O forjar de uma afeição, numa construção simbiótica. Os amigos, amantes e amores, a percepção de que algo que é alheio a nós parece pertencer-nos de alguma forma. E isto ocorre porque simultaneamente lhe entregamos algo saído do simples facto de lhes querermos bem. E a magia não está no reconhecimento das suas qualidades. Nunca achei que afeição alguma pudesse estar despida de fundamentos associados ao mistério das empatias. A causa-efeito também tem voto, e de qualidade.
Mas o truque de que falo é perfeito precisamente quando transformamos esse reconhecimento num gosto pela pessoa, e passamos a reconhecê-la para além daquele. De tal forma a afeição se confunde com a pessoa, que retroage a boa ideia que tinhamos, e os fundamentos parecem então tornar-se mais produto incrementador da afeição, e não o contrário, que afinal lhe deu origem. Fica a ilusão (feita convicção de realidade) de que a pessoa sempre foi assim, talvez até antes de a conhecermos. Sentimo-nos antigos e pertencentes a uma boa história feita de tais protagonistas.

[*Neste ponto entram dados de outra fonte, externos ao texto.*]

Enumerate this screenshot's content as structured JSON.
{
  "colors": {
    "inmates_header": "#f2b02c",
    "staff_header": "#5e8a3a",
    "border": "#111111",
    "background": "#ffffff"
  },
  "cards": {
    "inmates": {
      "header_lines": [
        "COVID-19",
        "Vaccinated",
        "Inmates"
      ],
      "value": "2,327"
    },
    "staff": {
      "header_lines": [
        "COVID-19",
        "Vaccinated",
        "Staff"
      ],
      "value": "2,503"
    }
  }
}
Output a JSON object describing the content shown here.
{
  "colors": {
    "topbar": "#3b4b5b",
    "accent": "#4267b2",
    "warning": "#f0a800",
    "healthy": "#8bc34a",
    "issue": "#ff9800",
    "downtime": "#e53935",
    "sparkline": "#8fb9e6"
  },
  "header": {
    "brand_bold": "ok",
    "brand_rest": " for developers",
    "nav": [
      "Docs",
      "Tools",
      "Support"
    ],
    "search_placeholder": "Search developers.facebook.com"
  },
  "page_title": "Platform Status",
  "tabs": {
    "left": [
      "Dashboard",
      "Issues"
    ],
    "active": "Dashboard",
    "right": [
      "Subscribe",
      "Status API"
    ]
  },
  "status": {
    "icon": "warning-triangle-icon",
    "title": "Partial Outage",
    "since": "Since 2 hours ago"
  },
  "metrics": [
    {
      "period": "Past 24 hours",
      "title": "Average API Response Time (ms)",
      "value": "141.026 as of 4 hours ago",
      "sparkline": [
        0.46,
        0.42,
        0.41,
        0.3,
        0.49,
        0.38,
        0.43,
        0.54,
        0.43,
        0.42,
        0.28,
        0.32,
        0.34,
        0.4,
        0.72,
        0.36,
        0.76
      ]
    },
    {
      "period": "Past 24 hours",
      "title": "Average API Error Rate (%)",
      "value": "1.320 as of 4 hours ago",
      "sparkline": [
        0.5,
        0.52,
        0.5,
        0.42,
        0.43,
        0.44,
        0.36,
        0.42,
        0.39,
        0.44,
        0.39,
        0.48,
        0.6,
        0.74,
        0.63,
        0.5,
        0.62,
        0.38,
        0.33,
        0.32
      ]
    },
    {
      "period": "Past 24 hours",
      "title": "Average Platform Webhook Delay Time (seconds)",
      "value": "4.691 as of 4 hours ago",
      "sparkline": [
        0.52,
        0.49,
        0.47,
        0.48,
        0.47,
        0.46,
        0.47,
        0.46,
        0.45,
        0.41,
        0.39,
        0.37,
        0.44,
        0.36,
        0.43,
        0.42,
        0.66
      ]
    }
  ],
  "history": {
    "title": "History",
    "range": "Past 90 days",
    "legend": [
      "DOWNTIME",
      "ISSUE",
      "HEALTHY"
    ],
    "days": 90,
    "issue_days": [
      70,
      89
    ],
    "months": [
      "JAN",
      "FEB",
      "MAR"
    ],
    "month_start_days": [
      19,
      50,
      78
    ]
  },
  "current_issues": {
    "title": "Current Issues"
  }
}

Importarmo-nos com (alguns) outros leva-nos a rever de alguma forma aquilo que somos. A conhecermo-nos melhor. E talvez a equilibrar as perguntas quanto a outros instintos não tão louváveis, mas tão surpreendentes e reais como este.
Normalmente acerca do nosso melhor, julgo eu, porque no fundo nos sentimos gratos por algo que em ultima instância é construido por nós, mas revertido em outrém. E agradece-se, através dos actos inseridos na experiência do gosto e do desejo de provocar bem estar, porque acaba por significar algo para o próprio.
É um truque antigo.
Dos melhores.
1 comentário:
Absolutamente divino o que escreveste.
Identifico-me de tal forma com este pensamento que poderia perfeitamente dizê-lo relativamente a alguém (desconfio que saberás a quem ;o)).